STEP 8 Select an Image and Choose Image Swap
First click to select an image in the design area that will serve as the trigger for the Action. Then click on the Add Behavior arrow in the Behaviors panel to open the drop-down list of Actions and select the Action you want to apply. In this example, I’ve selected the image that I named image1 (the one at the top left in the first row of images) and choose the Swap Image Action from the list of Behaviors.

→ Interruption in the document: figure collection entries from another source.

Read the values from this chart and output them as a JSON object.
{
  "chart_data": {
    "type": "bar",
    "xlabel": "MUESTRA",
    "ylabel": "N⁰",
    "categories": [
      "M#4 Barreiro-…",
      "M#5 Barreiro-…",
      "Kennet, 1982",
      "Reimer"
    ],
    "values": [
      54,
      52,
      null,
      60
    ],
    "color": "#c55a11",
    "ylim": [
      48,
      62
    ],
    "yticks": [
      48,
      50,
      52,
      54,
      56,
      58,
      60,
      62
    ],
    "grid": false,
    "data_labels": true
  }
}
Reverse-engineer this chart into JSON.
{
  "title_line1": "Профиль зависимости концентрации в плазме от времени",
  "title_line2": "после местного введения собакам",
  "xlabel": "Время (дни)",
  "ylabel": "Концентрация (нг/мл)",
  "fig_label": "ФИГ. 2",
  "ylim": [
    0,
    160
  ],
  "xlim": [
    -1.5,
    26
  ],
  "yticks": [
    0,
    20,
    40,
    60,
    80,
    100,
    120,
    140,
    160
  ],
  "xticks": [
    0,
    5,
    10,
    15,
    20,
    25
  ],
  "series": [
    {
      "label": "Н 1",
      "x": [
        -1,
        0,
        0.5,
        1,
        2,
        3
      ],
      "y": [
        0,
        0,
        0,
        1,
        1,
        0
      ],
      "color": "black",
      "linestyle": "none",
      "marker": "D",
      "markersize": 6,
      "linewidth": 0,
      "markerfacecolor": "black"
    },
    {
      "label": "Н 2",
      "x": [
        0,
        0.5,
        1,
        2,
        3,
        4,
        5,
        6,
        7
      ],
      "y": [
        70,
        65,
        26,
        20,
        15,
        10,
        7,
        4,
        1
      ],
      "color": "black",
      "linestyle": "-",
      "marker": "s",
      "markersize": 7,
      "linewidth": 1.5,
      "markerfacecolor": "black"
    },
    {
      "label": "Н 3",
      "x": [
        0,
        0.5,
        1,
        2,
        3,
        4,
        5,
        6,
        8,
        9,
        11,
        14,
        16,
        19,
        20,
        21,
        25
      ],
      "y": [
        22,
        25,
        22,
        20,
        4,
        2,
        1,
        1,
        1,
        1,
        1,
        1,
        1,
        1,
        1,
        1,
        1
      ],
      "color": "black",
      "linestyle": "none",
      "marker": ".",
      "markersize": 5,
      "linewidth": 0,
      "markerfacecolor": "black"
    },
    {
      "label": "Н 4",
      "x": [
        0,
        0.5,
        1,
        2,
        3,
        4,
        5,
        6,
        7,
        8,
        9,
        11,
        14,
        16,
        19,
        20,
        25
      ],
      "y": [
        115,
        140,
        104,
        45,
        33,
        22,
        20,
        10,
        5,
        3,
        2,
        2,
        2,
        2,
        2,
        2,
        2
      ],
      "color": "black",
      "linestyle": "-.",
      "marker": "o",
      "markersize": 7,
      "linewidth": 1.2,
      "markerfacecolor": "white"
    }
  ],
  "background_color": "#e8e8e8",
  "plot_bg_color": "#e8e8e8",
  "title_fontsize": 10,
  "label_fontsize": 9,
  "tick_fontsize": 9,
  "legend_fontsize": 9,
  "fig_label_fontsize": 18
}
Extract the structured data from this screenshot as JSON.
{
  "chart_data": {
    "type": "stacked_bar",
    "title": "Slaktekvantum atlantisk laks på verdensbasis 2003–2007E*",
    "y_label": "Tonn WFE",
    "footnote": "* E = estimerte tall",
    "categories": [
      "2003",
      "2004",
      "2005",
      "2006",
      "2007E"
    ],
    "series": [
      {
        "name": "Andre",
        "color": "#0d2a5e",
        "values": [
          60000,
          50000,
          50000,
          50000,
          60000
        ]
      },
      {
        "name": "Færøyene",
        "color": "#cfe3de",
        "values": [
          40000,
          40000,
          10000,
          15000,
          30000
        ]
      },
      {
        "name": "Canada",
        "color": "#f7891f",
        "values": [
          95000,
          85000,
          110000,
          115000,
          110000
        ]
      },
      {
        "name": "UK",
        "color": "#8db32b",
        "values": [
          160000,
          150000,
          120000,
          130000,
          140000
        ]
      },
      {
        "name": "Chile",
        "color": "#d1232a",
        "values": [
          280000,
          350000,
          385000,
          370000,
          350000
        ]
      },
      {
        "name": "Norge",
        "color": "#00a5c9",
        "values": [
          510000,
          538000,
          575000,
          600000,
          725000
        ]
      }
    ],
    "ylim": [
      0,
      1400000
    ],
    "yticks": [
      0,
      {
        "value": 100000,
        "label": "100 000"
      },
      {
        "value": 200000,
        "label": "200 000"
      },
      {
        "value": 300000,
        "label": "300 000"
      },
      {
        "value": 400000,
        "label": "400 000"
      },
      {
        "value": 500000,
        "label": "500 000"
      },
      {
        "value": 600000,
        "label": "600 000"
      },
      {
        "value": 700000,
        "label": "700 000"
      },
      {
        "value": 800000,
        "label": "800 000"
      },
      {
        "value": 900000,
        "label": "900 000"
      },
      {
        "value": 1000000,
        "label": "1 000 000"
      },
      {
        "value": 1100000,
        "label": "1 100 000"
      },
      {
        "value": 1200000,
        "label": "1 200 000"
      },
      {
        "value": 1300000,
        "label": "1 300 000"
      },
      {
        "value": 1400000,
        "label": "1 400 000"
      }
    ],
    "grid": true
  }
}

STEP 9 Specify Images to Swap
Next you’ll specify each image that will be replaced and identify the image it will be replaced with when the action is triggered. In this example, I’ve selected the photo of the seagull in the top left and I want the four photos to the right of it to be replaced with four other photos when a user rolls a cursor over the seagull image. To achieve this effect, I want to select each of images that I named image2, image3, image5, and image6 in the Swap Image dialog and then browse to find each of the four new images. (Refer to the screenshot in Step 4 for how I named the images).
STEP 10 Select Image to Swap
To fully understand how you match up the Swap Images, it helps to know how I’ve named my images. As you can see in my images folder, I have one image called seagull-250.jpg (that’s the image displayed in the top left). I also have four images named seagull-1.jpg, seagull-2.jpg, seagull-3.jpg, and seagull-4.jpg. These are the four images I want to “swap” for the images that are displayed on the page. With image2 selected in the Swap Image dialog, I want to choose seagull-1.jpg because I want it to display in where image2 currently appears on the page.
STEP 11 Select Additional Images to Swap
Continuing with this example, I want the photo named image3 replaced with seagull-2.jpg, image5 replaced with seagull-3.jpg, and image6 replaced with seagull-4.jpg and I want them all to be triggered by the same event. I’m skipping image4 because I don’t need to replace the photo in the bottom left corner. The asterisks indicate an image is set up to be replaced. Preload means all images are loaded when the page is loaded, and Restore Images on MouseOut means the originally displayed images will be replaced when the cursor is no longer over the trigger image.
STEP 12 Specify an Event for the Behavior
Once the Action is applied, you can go back and specify the Event that will trigger the Action. By default, Dreamweaver applies the OnMouseOver Event when you use the Swap Image Action, but you can change that to any of the Events that are available. In this case, I’ll leave it set to OnMouseOver, but as you can see you have many other choices, including OnClick, which would require that the user click the image to trigger the Swap Image Action.
STEP 13 Apply Additional Behaviors
To apply the Swap Image Behavior to other images on a page, repeat steps 8 through 12, clicking to select the image you want as a trigger and then specifying the corresponding images that should be swapped. In this image, you can see that I’ve selected the photo that I named image3, and I’m once again choosing the Swap Image Behavior from the Behaviors panel. In this case, I’ll replace the images that I named image1, image2, image4, and image5 with the four images that make up the larger version of the trigger image.
STEP 14 Test Your Work in a Browser
You won’t be able to see the effects of Behaviors like this one until you preview your page in a browser like Firefox. As you can see in this screenshot, I’ve rolled my cursor over the photo in the top right of the design to trigger the Swap Image Action which is replacing the four photos in the left of this design with four photos that combine to create a larger version of the trigger photo. Remember you can use the Swap Image Behavior to replace any or all of the images on a page to create your own designs.